Land-First: DDB Capital’s Edge in Tariff-Exposed Real Estate

In today’s uncertain economic environment, some strategies are better positioned than others to manage risk, preserve optionality, and capture structural shifts in the real estate market. DDB Capital’s model, focused on land acquisition and entitlement in the Southeast, offers a disciplined approach that avoids construction exposure while aligning with long-term housing demand.

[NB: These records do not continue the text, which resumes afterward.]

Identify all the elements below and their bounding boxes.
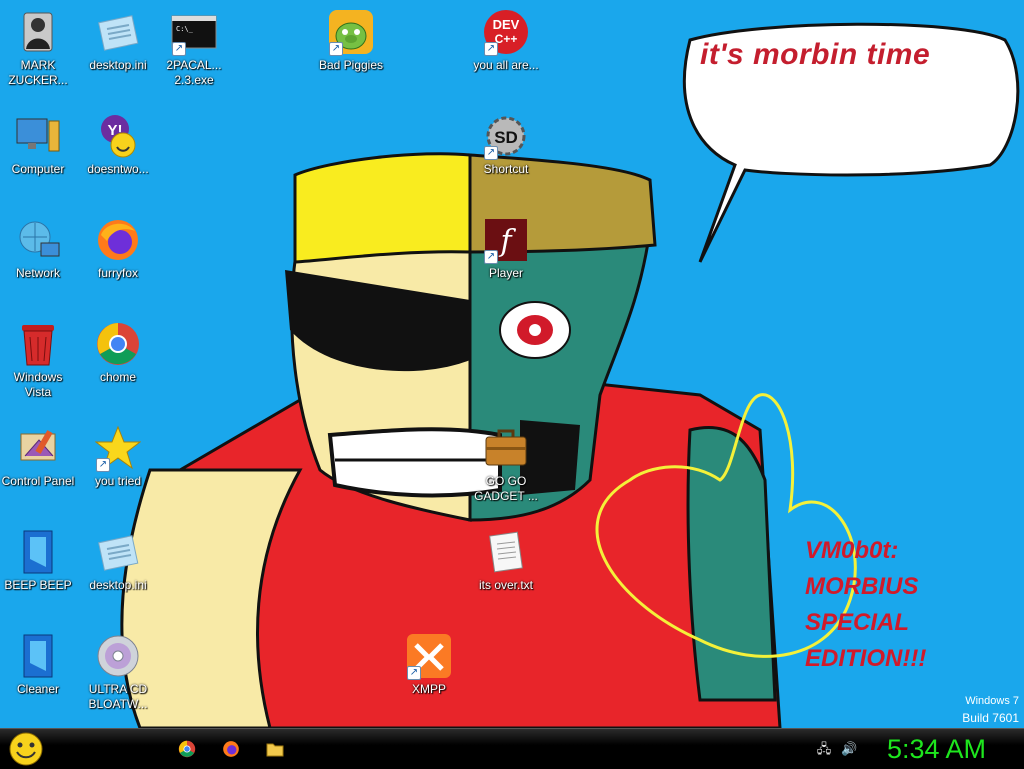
desktop-icon-mark-zucker[interactable]: MARK ZUCKER... [0, 8, 76, 88]
icon-label: chome [99, 370, 137, 384]
shortcut-arrow-icon: ↗ [407, 666, 421, 680]
taskbar-clock[interactable]: 5:34 AM [887, 733, 986, 765]
icon-label: you all are... [473, 58, 539, 72]
chrome-icon [94, 320, 142, 368]
desktop-icon-beep-beep[interactable]: BEEP BEEP [0, 528, 76, 593]
ini-file-icon [94, 8, 142, 56]
star-icon: ↗ [94, 424, 142, 472]
icon-label: you tried [94, 474, 142, 488]
taskbar: 🖧 🔊 5:34 AM [0, 728, 1024, 769]
icon-label: Windows Vista [13, 370, 63, 399]
caption-line: EDITION!!! [805, 645, 927, 672]
desktop-icon-you-tried[interactable]: ↗ you tried [80, 424, 156, 489]
icon-label: Shortcut [483, 162, 529, 176]
desktop-icon-desktop-ini-2[interactable]: desktop.ini [80, 528, 156, 593]
icon-label: MARK ZUCKER... [8, 58, 68, 87]
icon-label: Control Panel [1, 474, 75, 488]
icon-label: Computer [11, 162, 65, 176]
firefox-icon [94, 216, 142, 264]
os-name: Windows 7 [965, 695, 1019, 707]
desktop-icon-windows-vista[interactable]: Windows Vista [0, 320, 76, 400]
svg-text:DEV: DEV [493, 17, 520, 32]
ini-file-icon [94, 528, 142, 576]
desktop-icon-furryfox[interactable]: furryfox [80, 216, 156, 281]
person-icon [14, 8, 62, 56]
speaker-icon[interactable]: 🔊 [841, 741, 857, 757]
xampp-icon: ↗ [405, 632, 453, 680]
desktop-icon-control-panel[interactable]: Control Panel [0, 424, 76, 489]
icon-label: desktop.ini [89, 578, 147, 592]
network-icon [14, 216, 62, 264]
icon-label: furryfox [97, 266, 138, 280]
desktop-icon-bad-piggies[interactable]: ↗ Bad Piggies [313, 8, 389, 73]
desktop-icon-cleaner[interactable]: Cleaner [0, 632, 76, 697]
desktop-icon-you-all-are[interactable]: DEV C++ ↗ you all are... [468, 8, 544, 73]
shortcut-arrow-icon: ↗ [484, 250, 498, 264]
icon-label: BEEP BEEP [4, 578, 72, 592]
icon-label: GO GO GADGET ... [474, 474, 538, 503]
shortcut-arrow-icon: ↗ [484, 146, 498, 160]
windows-version-watermark: Windows 7 Build 7601 [962, 693, 1019, 727]
control-panel-icon [14, 424, 62, 472]
shortcut-arrow-icon: ↗ [329, 42, 343, 56]
caption-line: MORBIUS [805, 573, 919, 600]
blue-panel-icon [14, 528, 62, 576]
chrome-icon [178, 740, 196, 758]
flash-icon: f ↗ [482, 216, 530, 264]
taskbar-chrome[interactable] [175, 737, 199, 761]
yahoo-messenger-icon: Y! [94, 112, 142, 160]
icon-label: desktop.ini [89, 58, 147, 72]
network-tray-icon[interactable]: 🖧 [816, 741, 832, 757]
caption-line: SPECIAL [805, 609, 910, 636]
gear-disc-icon: SD ↗ [482, 112, 530, 160]
desktop-icon-shortcut[interactable]: SD ↗ Shortcut [468, 112, 544, 177]
shortcut-arrow-icon: ↗ [484, 42, 498, 56]
desktop-icon-its-over[interactable]: its over.txt [468, 528, 544, 593]
taskbar-explorer[interactable] [263, 737, 287, 761]
icon-label: Cleaner [16, 682, 60, 696]
icon-label: 2PACAL... 2.3.exe [166, 58, 222, 87]
folder-icon [266, 743, 284, 757]
svg-text:SD: SD [494, 128, 518, 147]
desktop-icon-computer[interactable]: Computer [0, 112, 76, 177]
cd-icon [94, 632, 142, 680]
desktop-icon-desktop-ini[interactable]: desktop.ini [80, 8, 156, 73]
console-icon: C:\_ ↗ [170, 8, 218, 56]
firefox-icon [223, 741, 239, 757]
icon-label: ULTRA CD BLOATW... [88, 682, 148, 711]
computer-icon [14, 112, 62, 160]
svg-text:C++: C++ [495, 32, 518, 46]
text-file-icon [482, 528, 530, 576]
desktop-icon-go-go-gadget[interactable]: GO GO GADGET ... [468, 424, 544, 504]
icon-label: Player [488, 266, 523, 280]
caption-line: VM0b0t: [805, 537, 899, 564]
shortcut-arrow-icon: ↗ [172, 42, 186, 56]
os-build: Build 7601 [962, 711, 1019, 725]
desktop-icon-network[interactable]: Network [0, 216, 76, 281]
svg-text:C:\_: C:\_ [176, 25, 194, 33]
icon-label: Network [15, 266, 60, 280]
desktop-icon-chome[interactable]: chome [80, 320, 156, 385]
pig-icon: ↗ [327, 8, 375, 56]
wallpaper-caption: VM0b0t: MORBIUS SPECIAL EDITION!!! [805, 533, 1005, 677]
recycle-bin-icon [14, 320, 62, 368]
speech-bubble-text: it's morbin time [700, 38, 931, 71]
icon-label: XMPP [411, 682, 446, 696]
desktop-icon-ultra-cd[interactable]: ULTRA CD BLOATW... [80, 632, 156, 712]
dev-cpp-icon: DEV C++ ↗ [482, 8, 530, 56]
shortcut-arrow-icon: ↗ [96, 458, 110, 472]
start-button[interactable] [6, 731, 46, 767]
icon-label: its over.txt [478, 578, 534, 592]
desktop-icon-player[interactable]: f ↗ Player [468, 216, 544, 281]
briefcase-icon [482, 424, 530, 472]
taskbar-firefox[interactable] [219, 737, 243, 761]
desktop-icon-2pacal[interactable]: C:\_ ↗ 2PACAL... 2.3.exe [156, 8, 232, 88]
icon-label: Bad Piggies [318, 58, 384, 72]
icon-label: doesntwo... [87, 162, 149, 176]
desktop-icon-doesntwo[interactable]: Y! doesntwo... [80, 112, 156, 177]
desktop-icon-xmpp[interactable]: ↗ XMPP [391, 632, 467, 697]
smiley-orb-icon [9, 732, 43, 766]
blue-panel-icon [14, 632, 62, 680]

Below is a breakdown of the DDB Capital strategy and how it addresses current macroeconomic risks while pursuing durable value creation.

1. Non-Correlated Returns

DDB Capital’s strategy is designed to operate independently of public market volatility. By focusing on land entitlement rather than income-producing assets or equities, the fund offers non-correlated exposure that may help balance traditional portfolios in times of market stress.

2. Downside Protection Is Baked In

The financial model is structured to withstand 15–30% reductions in projected profits while still delivering a solid return profile. This built-in cushion emphasizes capital preservation without sacrificing upside potential.

3. A National Shortage of 3 Million Homes

The U.S. faces a structural shortage of over 3 million homes. Builders need shovel-ready land to close this gap quickly. By delivering entitled lots in growth markets, DDB Capital is directly aligned with solving this supply imbalance — positioning itself at the center of long-term housing demand. Listen to the CEO of the National Association of Homebuilders here.

4. High-Demand, High-Growth Markets: The Southeast Focus

The Southeast U.S. continues to lead the country in population growth, migration, and housing demand. DDB Capital targets submarkets where supply constraints and demographic trends align, offering sustained momentum for land-based strategies.

5. No Vertical Risk + Unlocking Zoning Scarcity

DDB Capital avoids construction risk by exiting before vertical development begins, sidestepping cost inflation, labor issues, and timeline uncertainty. Instead, the fund focuses on converting raw or agricultural land into entitled lots — navigating local zoning complexity to unlock value in scarce, development-ready land.

6. Builder-Aligned Exit Strategy

National builders face ongoing pressure to secure entitled land without taking on entitlement risk. DDB Capital acts as a “just-in-time supplier”, creating pricing leverage and faster monetization through builder takeouts and JV structures.

7. Hedging Against Tariff-Driven Inflation

Tariffs could raise material and labor costs, increasing the cost of new housing. Since our per-entitled-lot value is based on home sale prices, we expect builders to pay more for lots, which preserves our returns. This would make entitled land more valuable. DDB Capital is positioned to capture that potential upside without taking on construction risk.

8. Farmland Downturn = Entitlement Opportunity

If tariffs or other trade restrictions further suppress export demand for U.S. agriculture, it could trigger a broader farmland correction. In that scenario, DDB Capital would be positioned to acquire high-quality parcels at attractive prices, particularly where zoning conversion potential remains strong.

 

Disclaimer
This communication is intended for informational purposes only and should not be construed as an offer to sell or a solicitation to buy any securities, investment products, or services. Any offering will be made only through official offering documents to qualified investors. Past performance is not indicative of future results. Investing involves risk, including possible loss of principal. Please consult your legal, tax, or financial advisor before making any investment decision.